Ferreira, 66, says she’s now able to eat just about anything, “as long as it’s small bites and small meals.”
Ferreria’s esophageal cancer was preceded by a diagnosis of Barrett’s esophagus. That was preceded by three decades of reflux, with regular consumption of antacids and heartburn medication.
“It’s not uncommon for people to just take over-the-counter antacids, and they don’t realize that they’re at risk for Barrett’s esophagus,” Rezaizadeh says. “It kind of becomes a backburner issue. They’re not realizing that the antacid is not going to treat their Barrett’s, that they need to be monitored endoscopically.”
One of Rezaizadeh’s objectives is to raise awareness that trouble swallowing is not a normal problem to have.
“There are people who have had some intermittent trouble swallowing here and there, and they don’t really pay close attention to it until they hit a tipping point where they can’t even eat,” he says. “We’re trying to catch those types of patients earlier to establish a diagnosis and begin treatment.”
Esophageal disorders range from frequent throat clearing to non-cardiac chest pain to cancer. Reflux and dysphagia, or difficulty swallowing, are among the more common.

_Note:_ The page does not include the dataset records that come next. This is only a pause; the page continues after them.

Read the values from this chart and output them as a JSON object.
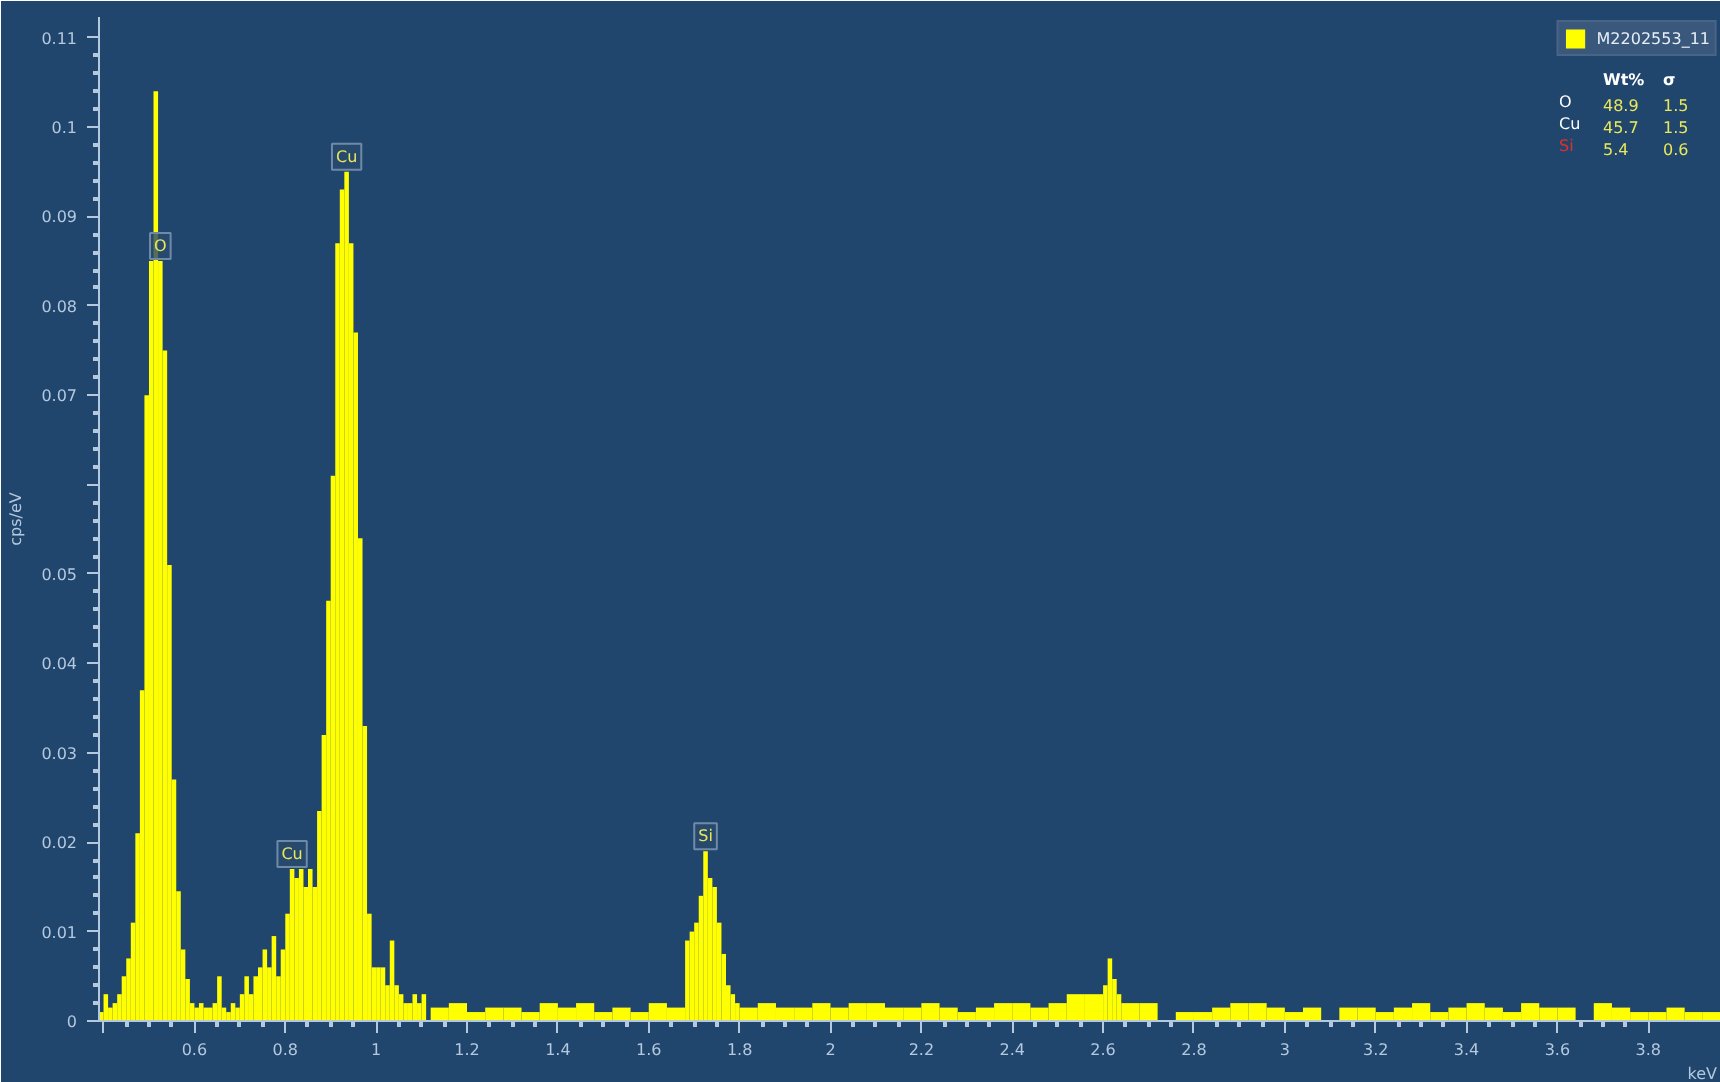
{
  "chart_data": {
    "type": "histogram",
    "xlabel": "keV",
    "ylabel": "cps/eV",
    "bins": [
      0.39,
      0.4,
      0.41,
      0.42,
      0.43,
      0.44,
      0.45,
      0.46,
      0.47,
      0.48,
      0.49,
      0.5,
      0.51,
      0.52,
      0.53,
      0.54,
      0.55,
      0.56,
      0.57,
      0.58,
      0.59,
      0.6,
      0.61,
      0.62,
      0.63,
      0.64,
      0.65,
      0.66,
      0.67,
      0.68,
      0.69,
      0.7,
      0.71,
      0.72,
      0.73,
      0.74,
      0.75,
      0.76,
      0.77,
      0.78,
      0.79,
      0.8,
      0.81,
      0.82,
      0.83,
      0.84,
      0.85,
      0.86,
      0.87,
      0.88,
      0.89,
      0.9,
      0.91,
      0.92,
      0.93,
      0.94,
      0.95,
      0.96,
      0.97,
      0.98,
      0.99,
      1.0,
      1.01,
      1.02,
      1.03,
      1.04,
      1.05,
      1.06,
      1.07,
      1.08,
      1.09,
      1.1,
      1.11,
      1.12,
      1.16,
      1.2,
      1.24,
      1.28,
      1.32,
      1.36,
      1.4,
      1.44,
      1.48,
      1.52,
      1.56,
      1.6,
      1.64,
      1.68,
      1.69,
      1.7,
      1.71,
      1.72,
      1.73,
      1.74,
      1.75,
      1.76,
      1.77,
      1.78,
      1.79,
      1.8,
      1.84,
      1.88,
      1.92,
      1.96,
      2.0,
      2.04,
      2.08,
      2.12,
      2.16,
      2.2,
      2.24,
      2.28,
      2.32,
      2.36,
      2.4,
      2.44,
      2.48,
      2.52,
      2.56,
      2.6,
      2.61,
      2.62,
      2.63,
      2.64,
      2.68,
      2.72,
      2.76,
      2.8,
      2.84,
      2.88,
      2.92,
      2.96,
      3.0,
      3.04,
      3.08,
      3.12,
      3.16,
      3.2,
      3.24,
      3.28,
      3.32,
      3.36,
      3.4,
      3.44,
      3.48,
      3.52,
      3.56,
      3.6,
      3.64,
      3.68,
      3.72,
      3.76,
      3.8,
      3.84,
      3.88,
      3.92,
      3.96
    ],
    "series": [
      {
        "name": "M2202553_11",
        "color": "#ffff00",
        "values": [
          0.001,
          0.003,
          0.0015,
          0.002,
          0.003,
          0.005,
          0.007,
          0.011,
          0.021,
          0.037,
          0.07,
          0.085,
          0.104,
          0.085,
          0.075,
          0.051,
          0.027,
          0.0145,
          0.008,
          0.0047,
          0.002,
          0.0015,
          0.002,
          0.0015,
          0.0015,
          0.002,
          0.005,
          0.0015,
          0.001,
          0.002,
          0.0015,
          0.003,
          0.005,
          0.003,
          0.005,
          0.006,
          0.008,
          0.006,
          0.0095,
          0.005,
          0.008,
          0.012,
          0.017,
          0.016,
          0.017,
          0.015,
          0.017,
          0.015,
          0.0235,
          0.032,
          0.047,
          0.061,
          0.087,
          0.093,
          0.095,
          0.087,
          0.077,
          0.054,
          0.033,
          0.012,
          0.006,
          0.006,
          0.006,
          0.004,
          0.009,
          0.004,
          0.003,
          0.002,
          0.002,
          0.003,
          0.002,
          0.003,
          0,
          0.0015,
          0.002,
          0.001,
          0.0015,
          0.0015,
          0.001,
          0.002,
          0.0015,
          0.002,
          0.001,
          0.0015,
          0.001,
          0.002,
          0.0015,
          0.009,
          0.01,
          0.011,
          0.014,
          0.019,
          0.016,
          0.015,
          0.011,
          0.0075,
          0.004,
          0.003,
          0.002,
          0.0015,
          0.002,
          0.0015,
          0.0015,
          0.002,
          0.0015,
          0.002,
          0.002,
          0.0015,
          0.0015,
          0.002,
          0.0015,
          0.001,
          0.0015,
          0.002,
          0.002,
          0.0015,
          0.002,
          0.003,
          0.003,
          0.004,
          0.007,
          0.0047,
          0.003,
          0.002,
          0.002,
          0,
          0.001,
          0.001,
          0.0015,
          0.002,
          0.002,
          0.0015,
          0.001,
          0.0015,
          0,
          0.0015,
          0.0015,
          0.001,
          0.0015,
          0.002,
          0.001,
          0.0015,
          0.002,
          0.0015,
          0.001,
          0.002,
          0.0015,
          0.0015,
          0,
          0.002,
          0.0015,
          0.001,
          0.001,
          0.0015,
          0.001,
          0.001
        ]
      }
    ],
    "xlim": [
      0.39,
      3.96
    ],
    "ylim": [
      0,
      0.1123
    ],
    "xticks": [
      {
        "value": 0.4,
        "label": null
      },
      0.6,
      0.8,
      1,
      1.2,
      1.4,
      1.6,
      1.8,
      2,
      2.2,
      2.4,
      2.6,
      2.8,
      3,
      3.2,
      3.4,
      3.6,
      3.8
    ],
    "yticks": [
      0,
      0.01,
      0.02,
      0.03,
      0.04,
      0.05,
      {
        "value": 0.06,
        "label": null
      },
      0.07,
      0.08,
      0.09,
      0.1,
      0.11
    ],
    "grid": false,
    "legend": "top right",
    "annotations": [
      {
        "text": "O",
        "x": 0.525,
        "y": 0.085
      },
      {
        "text": "Cu",
        "x": 0.935,
        "y": 0.095
      },
      {
        "text": "Cu",
        "x": 0.815,
        "y": 0.017
      },
      {
        "text": "Si",
        "x": 1.725,
        "y": 0.019
      },
      "Wt%",
      "σ",
      "O",
      "48.9",
      "1.5",
      "Cu",
      "45.7",
      "1.5",
      "Si",
      "5.4",
      "0.6"
    ]
  }
}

Another condition, eosinophilic esophagitis, or EoE, is the focus of a new clinical trial for which UConn Health has applied to be a test site. There are no Food and Drug Administration-approved treatments for EoE and there are relatively few active studies of it.
“The therapy and management for esophageal diseases such as reflux, motility disorders, Barrett’s, eosinophilic esophagitis and even esophageal cancer screening have evolved significantly in the past decade,” says Dr. John Birk, chief of UConn Health’s Division of Gastroenterology and Hepatology. “Having a focused program dedicated to treating these conditions will provide for better patient care.”